Разумеется, оправдывать полицию он не собирался, он лишь искал слова, которые были бы неотразимы, как разящие стрелы. И разве слово «свобода», которое все враги – от генерала до рядового – так ненавидели, не было одной из таких стрел?
На стене камеры смертников в Тюлле он нацарапал: «Мы не говорим здесь “история”, мы говорим – “вселенная”». Битва идет не только за историческую правду с ее сиюминутными и даже мелочными моментами; люди сражаются за мир расширяющихся смыслов. Пожалуй, он еще очень далек от понимания того, что он делает – и что он будет делать всю жизнь, – но он прекрасно осознает, что враг прячется в крошечных смысловых корпускулах: в ненависти к евреям, идее величия Третьего рейха или расовой теории, но совершенно бессилен перед любым языком, в котором эти «незыблемые опоры» теряют всякий смысл, будь то язык поэзии, язык квантовой физики или человеческого братства…
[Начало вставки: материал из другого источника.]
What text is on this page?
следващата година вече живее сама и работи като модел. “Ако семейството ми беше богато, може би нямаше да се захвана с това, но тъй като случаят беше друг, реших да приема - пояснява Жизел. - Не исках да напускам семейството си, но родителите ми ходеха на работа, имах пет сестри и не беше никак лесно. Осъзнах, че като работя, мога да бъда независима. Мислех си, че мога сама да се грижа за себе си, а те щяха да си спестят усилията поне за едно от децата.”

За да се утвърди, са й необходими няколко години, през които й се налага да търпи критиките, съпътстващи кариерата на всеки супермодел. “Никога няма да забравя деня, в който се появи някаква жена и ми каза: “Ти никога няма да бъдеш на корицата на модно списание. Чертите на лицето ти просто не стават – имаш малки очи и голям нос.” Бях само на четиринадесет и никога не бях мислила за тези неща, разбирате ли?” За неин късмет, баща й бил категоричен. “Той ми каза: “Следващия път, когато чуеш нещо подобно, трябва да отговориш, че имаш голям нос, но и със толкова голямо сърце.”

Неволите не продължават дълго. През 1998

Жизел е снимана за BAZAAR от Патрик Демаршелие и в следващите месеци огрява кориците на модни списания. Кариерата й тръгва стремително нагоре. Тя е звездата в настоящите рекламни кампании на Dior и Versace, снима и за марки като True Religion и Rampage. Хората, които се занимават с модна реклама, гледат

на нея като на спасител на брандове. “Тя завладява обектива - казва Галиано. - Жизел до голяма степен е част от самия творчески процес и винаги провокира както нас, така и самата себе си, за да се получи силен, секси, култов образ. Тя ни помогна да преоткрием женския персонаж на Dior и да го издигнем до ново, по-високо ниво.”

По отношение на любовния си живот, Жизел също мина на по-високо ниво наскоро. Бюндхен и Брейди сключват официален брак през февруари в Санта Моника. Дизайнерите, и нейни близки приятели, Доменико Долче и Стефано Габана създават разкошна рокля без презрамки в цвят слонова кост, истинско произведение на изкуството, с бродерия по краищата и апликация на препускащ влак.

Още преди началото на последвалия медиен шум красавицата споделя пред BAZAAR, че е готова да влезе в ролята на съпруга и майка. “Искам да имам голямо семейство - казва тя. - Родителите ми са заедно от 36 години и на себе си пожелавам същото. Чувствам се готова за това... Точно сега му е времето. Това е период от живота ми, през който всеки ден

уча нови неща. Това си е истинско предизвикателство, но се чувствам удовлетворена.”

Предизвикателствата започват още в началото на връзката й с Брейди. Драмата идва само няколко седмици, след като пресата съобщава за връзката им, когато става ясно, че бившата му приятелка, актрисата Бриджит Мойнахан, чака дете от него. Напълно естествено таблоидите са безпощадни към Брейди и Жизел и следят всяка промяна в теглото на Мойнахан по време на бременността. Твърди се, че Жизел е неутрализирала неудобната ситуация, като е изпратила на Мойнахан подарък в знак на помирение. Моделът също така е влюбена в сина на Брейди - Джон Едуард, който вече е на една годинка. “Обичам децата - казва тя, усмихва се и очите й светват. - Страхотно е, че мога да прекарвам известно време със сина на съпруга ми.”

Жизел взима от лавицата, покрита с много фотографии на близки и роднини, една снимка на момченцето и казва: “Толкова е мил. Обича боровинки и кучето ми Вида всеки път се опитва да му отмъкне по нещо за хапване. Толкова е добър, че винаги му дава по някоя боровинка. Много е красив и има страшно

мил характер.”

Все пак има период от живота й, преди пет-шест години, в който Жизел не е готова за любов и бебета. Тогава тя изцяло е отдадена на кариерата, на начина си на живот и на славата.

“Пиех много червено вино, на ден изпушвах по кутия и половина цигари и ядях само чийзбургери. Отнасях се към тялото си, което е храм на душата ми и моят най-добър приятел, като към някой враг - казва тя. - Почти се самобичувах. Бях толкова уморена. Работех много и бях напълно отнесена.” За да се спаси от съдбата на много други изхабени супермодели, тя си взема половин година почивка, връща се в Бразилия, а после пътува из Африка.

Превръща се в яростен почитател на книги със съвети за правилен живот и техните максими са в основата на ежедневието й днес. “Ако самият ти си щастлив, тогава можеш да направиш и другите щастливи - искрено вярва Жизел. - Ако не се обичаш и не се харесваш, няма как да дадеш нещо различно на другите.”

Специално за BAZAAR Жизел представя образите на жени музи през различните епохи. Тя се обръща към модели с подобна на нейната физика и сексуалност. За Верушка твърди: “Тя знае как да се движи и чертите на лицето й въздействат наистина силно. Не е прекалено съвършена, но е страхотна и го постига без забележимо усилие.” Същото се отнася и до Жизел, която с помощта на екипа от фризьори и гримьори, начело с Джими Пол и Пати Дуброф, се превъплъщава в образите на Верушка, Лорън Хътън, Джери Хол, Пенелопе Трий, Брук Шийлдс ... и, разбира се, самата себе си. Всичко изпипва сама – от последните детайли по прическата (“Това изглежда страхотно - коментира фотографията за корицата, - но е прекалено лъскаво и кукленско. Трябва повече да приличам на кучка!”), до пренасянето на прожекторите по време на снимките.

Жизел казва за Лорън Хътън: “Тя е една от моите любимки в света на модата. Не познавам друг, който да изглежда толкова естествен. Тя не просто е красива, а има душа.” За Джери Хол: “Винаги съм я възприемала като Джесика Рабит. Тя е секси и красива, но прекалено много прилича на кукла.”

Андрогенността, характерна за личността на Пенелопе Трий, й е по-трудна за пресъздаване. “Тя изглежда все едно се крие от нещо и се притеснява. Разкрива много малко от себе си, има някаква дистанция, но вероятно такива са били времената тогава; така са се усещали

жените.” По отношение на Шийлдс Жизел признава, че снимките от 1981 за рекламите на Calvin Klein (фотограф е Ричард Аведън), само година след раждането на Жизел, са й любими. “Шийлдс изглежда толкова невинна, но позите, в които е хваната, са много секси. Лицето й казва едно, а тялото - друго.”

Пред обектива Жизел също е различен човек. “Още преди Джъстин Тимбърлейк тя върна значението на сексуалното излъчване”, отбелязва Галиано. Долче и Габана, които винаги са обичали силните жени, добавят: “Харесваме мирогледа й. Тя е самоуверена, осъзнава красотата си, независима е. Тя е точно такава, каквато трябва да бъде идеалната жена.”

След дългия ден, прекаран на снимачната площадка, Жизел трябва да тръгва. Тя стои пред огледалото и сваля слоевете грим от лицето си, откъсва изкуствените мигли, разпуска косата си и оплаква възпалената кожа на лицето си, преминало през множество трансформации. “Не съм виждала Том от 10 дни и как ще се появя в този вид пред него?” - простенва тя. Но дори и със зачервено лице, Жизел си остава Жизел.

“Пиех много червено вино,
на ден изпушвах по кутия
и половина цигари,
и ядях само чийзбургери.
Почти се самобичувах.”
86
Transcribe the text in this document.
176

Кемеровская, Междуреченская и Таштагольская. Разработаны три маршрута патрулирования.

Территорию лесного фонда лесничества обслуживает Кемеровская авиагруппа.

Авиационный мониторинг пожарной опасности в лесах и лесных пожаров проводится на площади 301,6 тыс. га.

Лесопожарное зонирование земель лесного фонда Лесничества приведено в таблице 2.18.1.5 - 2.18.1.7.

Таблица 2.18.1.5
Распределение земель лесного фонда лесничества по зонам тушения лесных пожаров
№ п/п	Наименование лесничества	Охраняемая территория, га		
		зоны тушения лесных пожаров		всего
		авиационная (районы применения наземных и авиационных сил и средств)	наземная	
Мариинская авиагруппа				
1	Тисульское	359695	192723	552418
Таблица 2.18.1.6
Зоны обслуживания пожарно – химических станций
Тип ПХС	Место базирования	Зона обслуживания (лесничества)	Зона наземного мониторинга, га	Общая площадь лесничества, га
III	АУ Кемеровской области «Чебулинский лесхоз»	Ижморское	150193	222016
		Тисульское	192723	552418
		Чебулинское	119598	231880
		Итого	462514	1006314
Жандармы его не расстреляли – Гатти был еще слишком крепок, чтобы запросто расходовать такой прекрасный человеческий материал. Последовала переправка в концлагерь, обязательный допрос:
– Кто ваши ближайшие друзья?
– Два немца.
– Назовите их.
– Ницше и Гёльдерлин.
Немудрено, что помимо учетного номера 73713 он носил на арестантской робе черный треугольник – знак сумасшедшего. Сумасшедшим его считали за то, что в лагере он, предчувствуя конфликт или опасность, начинал читать стихи. Они думали, что он – всего лишь жалкий псих, пытающийся отгородиться от мира стихами, которые он придумывал и запоминал по собственной методе, загибая пальцы рук, ног… Нет-нет, все могло выглядеть так, но обстояло совершенно иначе: он понял, что выжить здесь можно, только поднявшись на один уровень выше обыденности с ее повседневным языком, которым выражалось торжество оккупантов, мучение, унижение, смерть и позор. Поэзия позволяла ему уходить из концлагеря в другой, переполненный прекрасными смыслами параллельный мир.